The training sample for fine-tuning directly affects model parameters and prediction quality. I expect environment-related jobs to be much fewer than irrelevant ones, as our economy is still in a transition stage. If a random group of job postings is used as a training sample, one class will dominate the other, and the model is tempted to always predict the dominant class. Moreover, for occupations such as logistics manager, where the greenness of the job position depends on the context, some work tasks are not related to environmental responsibility. Neither are the sentences in the job description. Fine-tuning could be more effective if positive training samples are more distinct from negative training samples. Therefore, I use the descriptions of green tasks and non-green tasks as positive sample and negative sample in the training sample.

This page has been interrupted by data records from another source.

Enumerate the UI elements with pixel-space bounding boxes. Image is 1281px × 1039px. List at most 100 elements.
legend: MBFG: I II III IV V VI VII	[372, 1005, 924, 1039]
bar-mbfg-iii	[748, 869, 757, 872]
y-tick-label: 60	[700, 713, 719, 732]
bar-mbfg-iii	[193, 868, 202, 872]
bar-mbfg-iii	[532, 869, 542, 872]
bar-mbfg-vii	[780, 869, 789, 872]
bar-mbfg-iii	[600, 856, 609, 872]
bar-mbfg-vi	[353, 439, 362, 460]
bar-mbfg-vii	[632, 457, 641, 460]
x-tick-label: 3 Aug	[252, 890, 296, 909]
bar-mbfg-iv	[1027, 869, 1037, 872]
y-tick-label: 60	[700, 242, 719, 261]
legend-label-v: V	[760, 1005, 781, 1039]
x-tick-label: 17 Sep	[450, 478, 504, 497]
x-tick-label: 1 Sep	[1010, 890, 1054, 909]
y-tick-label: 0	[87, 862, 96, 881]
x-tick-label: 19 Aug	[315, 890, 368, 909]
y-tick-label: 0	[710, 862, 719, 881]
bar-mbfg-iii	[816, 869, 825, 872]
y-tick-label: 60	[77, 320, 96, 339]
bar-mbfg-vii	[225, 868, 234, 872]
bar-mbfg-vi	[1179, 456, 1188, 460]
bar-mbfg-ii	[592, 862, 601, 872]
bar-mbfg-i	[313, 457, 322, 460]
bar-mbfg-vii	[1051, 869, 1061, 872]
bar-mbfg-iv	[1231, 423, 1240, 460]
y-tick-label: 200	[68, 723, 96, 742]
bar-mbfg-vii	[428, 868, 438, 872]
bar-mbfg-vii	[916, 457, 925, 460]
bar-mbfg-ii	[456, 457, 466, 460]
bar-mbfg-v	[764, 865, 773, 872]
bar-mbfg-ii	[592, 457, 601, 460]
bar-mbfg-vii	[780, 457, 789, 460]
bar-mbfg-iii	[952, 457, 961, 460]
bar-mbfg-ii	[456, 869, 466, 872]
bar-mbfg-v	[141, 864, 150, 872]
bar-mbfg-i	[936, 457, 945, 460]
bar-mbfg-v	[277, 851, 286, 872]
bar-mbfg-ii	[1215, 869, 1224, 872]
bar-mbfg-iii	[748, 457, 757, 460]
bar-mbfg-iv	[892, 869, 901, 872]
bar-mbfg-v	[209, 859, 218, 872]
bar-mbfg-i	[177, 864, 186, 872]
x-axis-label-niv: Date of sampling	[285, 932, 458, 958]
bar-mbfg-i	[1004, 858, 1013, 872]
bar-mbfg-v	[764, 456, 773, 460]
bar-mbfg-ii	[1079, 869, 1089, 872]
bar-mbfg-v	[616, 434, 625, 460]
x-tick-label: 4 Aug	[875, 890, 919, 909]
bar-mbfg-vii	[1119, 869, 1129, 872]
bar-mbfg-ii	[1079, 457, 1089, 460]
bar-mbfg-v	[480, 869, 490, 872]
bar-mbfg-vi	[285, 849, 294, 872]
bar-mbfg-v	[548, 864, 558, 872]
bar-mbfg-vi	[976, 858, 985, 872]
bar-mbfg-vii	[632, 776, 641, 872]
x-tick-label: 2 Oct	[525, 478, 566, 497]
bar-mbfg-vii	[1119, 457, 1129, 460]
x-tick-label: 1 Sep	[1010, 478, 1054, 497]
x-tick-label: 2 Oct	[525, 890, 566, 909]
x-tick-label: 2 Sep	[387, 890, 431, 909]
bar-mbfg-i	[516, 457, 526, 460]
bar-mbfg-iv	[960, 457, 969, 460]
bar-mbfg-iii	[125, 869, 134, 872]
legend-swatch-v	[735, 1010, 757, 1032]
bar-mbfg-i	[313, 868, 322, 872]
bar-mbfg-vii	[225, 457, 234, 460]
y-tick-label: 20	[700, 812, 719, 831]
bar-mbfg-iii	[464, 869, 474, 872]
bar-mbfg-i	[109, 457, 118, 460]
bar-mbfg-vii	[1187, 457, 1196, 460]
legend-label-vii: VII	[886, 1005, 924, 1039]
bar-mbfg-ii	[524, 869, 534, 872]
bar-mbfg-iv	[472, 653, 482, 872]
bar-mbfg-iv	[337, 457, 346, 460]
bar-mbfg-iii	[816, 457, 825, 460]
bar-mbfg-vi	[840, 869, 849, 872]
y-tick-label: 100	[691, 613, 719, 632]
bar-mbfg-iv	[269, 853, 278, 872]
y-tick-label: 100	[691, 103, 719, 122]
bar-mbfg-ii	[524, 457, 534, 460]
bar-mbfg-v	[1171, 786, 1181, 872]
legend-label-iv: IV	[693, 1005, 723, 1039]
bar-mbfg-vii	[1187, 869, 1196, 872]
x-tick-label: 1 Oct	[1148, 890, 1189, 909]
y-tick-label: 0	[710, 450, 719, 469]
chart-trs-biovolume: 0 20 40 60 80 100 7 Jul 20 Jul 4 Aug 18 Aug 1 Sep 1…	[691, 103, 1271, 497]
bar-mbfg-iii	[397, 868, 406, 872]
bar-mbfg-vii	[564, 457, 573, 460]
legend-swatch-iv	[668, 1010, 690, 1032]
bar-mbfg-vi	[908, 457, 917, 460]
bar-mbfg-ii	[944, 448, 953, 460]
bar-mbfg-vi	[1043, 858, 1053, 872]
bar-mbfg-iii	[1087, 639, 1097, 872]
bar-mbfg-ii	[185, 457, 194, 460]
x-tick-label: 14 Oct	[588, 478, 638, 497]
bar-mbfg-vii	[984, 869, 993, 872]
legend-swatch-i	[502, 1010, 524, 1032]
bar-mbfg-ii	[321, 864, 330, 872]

The U.S. Department of Labor (DOL) lists the green tasks and non-green tasks involved in every green enhanced skills occupation and green new and emerging occupation, there are 1398 green tasks and 1705 non-green tasks in total. This training sample with a balanced proportion between positive sample and negative sample can help relieve the over-fitting concern. The DOL also provides a general description of each green occupation. For occupations whose greenness depends on the context, the general description does not indicate environmental responsibility, while the description of an always-green occupation does. So, I use the general descriptions of always-green occupations and context-dependent green occupations as the positive sample and negative sample in the validation sample.
The performance of the BERT classifier is evaluated on four dimensions, accuracy (0.89), precision (0.73), recall (0.96) and F1 score (0.83). These numbers are calculated by comparing the model predictions in the validation sample with their actual labels. Accuracy is the number of correct predictions divided by the number of all predictions made. 90% predictions of the BERT classifier match the actual labels. Precision is the number of positive predictions that are actually positive divided by the number of positive predictions. Namely, precision is true positive divided by the sum of true positive and false positive. Recall is the number of actual positive predictions that are correctly predicted divided by the number of actual positive cases. Namely, recall is true positive divided by the sum of true positive and false negative. Precision (0.73) is lower than recall (0.96), which indicates that the classifier makes more type 1 error, predicting non-green positions as green (false positive), than type 2 error, predicting green positions as non-green (false negative). F1 score is the harmonic mean of precision and recall.